A major zebrafish polymorphism resource for genetic mapping

Abstract

We have identified 645,088 candidate polymorphisms in zebrafish and observe a single nucleotide polymorphism (SNP) validation rate of 71% to 86%, improving with polymorphism confidence score. Variant sites are non-random, with an excess of specific novel T- and A-rich motifs. We positioned half of the polymorphisms on zebrafish genetic and physical maps as a resource for positional cloning. We further demonstrate bulked segregant analysis using the anchored SNPs as a method for high-throughput genetic mapping in zebrafish.

Figure 1

Distribution of SNPs within the Zv6 draft zebrafish genome assembly. SNP density is represented by color, where blank areas indicate absence of SNPs of finished clones. The number of candidate SNPs of confidence score ≥4 is indicated at the bottom of each chromosome. SNPs are distributed among 4,319 BACs (an additional 91 were not included in Zv6) representing 39% of the draft genome.

Figure 2

Comparison of positions of SNPs anchored on four genetic maps and on the draft sequence assembly of chromosome 7. Finished clones harboring newly discovered polymorphisms are anchored on a genetic map by content of previously mapped markers. Clone positions on meiotic maps (heat shock (HS) and Boston MGH), radiation hybrid maps (T51 and LN54), and the Zv6 draft physical sequence assembly are provided.
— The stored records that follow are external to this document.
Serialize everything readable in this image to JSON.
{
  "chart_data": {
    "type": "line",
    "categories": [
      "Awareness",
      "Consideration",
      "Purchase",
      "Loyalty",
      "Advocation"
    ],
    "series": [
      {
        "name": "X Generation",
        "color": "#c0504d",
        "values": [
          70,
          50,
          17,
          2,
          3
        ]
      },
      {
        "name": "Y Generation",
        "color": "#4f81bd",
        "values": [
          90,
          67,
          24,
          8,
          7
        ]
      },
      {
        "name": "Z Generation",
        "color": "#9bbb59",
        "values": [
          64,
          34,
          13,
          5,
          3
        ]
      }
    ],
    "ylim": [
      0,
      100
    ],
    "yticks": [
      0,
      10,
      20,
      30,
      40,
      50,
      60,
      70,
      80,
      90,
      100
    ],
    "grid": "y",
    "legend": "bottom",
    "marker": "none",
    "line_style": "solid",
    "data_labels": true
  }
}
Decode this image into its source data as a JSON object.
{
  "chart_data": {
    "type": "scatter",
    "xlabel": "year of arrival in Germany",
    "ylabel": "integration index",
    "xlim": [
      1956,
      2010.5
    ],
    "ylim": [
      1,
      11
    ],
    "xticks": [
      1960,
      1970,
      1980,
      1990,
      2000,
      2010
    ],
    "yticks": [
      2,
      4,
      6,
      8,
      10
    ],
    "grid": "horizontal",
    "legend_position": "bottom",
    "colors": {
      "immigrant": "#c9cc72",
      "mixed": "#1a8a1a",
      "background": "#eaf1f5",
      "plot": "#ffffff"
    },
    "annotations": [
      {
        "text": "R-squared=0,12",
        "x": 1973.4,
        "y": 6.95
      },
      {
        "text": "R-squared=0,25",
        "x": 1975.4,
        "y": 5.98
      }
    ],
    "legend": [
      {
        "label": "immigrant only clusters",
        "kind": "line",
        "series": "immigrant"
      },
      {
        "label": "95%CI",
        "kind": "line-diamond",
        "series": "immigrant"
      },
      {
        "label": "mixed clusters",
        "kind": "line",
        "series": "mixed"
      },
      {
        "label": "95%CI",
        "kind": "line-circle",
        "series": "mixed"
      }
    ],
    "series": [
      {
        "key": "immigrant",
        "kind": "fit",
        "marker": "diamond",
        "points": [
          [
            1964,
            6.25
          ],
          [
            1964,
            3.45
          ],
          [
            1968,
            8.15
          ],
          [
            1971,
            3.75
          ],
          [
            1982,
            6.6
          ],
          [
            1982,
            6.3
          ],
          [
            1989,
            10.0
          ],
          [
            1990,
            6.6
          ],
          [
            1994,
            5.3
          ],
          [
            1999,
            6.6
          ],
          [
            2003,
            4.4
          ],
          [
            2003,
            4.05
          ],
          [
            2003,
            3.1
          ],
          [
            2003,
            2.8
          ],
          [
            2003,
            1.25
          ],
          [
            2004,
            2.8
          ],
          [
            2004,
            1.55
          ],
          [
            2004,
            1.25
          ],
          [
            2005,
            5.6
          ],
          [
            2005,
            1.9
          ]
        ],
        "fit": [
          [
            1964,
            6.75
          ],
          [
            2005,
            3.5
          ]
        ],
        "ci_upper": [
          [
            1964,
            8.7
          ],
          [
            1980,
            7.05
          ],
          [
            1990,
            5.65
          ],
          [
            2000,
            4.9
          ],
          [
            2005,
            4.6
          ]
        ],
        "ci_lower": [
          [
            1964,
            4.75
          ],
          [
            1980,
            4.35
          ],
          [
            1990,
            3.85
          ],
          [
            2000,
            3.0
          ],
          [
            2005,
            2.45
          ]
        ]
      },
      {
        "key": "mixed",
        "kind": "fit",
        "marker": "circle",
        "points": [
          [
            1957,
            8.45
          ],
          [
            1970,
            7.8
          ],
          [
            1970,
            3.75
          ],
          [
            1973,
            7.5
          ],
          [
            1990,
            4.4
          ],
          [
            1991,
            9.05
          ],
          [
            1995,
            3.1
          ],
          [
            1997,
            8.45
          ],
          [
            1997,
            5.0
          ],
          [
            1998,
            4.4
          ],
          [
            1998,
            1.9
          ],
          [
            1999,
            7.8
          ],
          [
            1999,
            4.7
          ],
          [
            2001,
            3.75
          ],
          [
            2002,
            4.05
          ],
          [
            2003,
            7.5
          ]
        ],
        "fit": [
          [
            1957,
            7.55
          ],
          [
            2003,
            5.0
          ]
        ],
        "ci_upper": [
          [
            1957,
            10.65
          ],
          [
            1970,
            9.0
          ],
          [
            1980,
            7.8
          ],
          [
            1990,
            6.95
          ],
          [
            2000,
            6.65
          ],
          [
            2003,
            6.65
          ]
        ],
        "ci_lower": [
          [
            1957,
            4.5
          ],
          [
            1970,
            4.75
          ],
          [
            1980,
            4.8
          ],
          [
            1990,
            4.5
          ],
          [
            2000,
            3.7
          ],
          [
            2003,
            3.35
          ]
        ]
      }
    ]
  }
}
Where a clone is common to two adjacent maps, a connecting line indicates corresponding positions. The asterisk indicates the position of BAC zC258D20, linked to the trilobite locus.

Figure 3

Bulked segregant analysis of the trilobite locus employing anchored SNPs. Scatter plots provide SNP genotype data for a linked SNP (upper panel) and an unlinked SNP (lower panel). Data of individual embryo DNA is presented to the left and data of DNA pools is presented to the right. Under each plot is a further schematic representation of DNA sample genotype: 10 wild-type embryos, 50 mutant embryos, 1 wild-type embryo DNA pool, or 5 mutant embryo DNA pools. Homozygotes are shown in yellow or blue, heterozygotes are in red, and negative controls are in black. The data point of the wild-type pool at the linked SNP (top right) is intermediate between the position of a G/T heterozygote and G/G homozygote. Plot axes are in milli-polarization units, indicating relative dye terminator incorporation with single nucleotide primer extension detected by fluorescence polarization.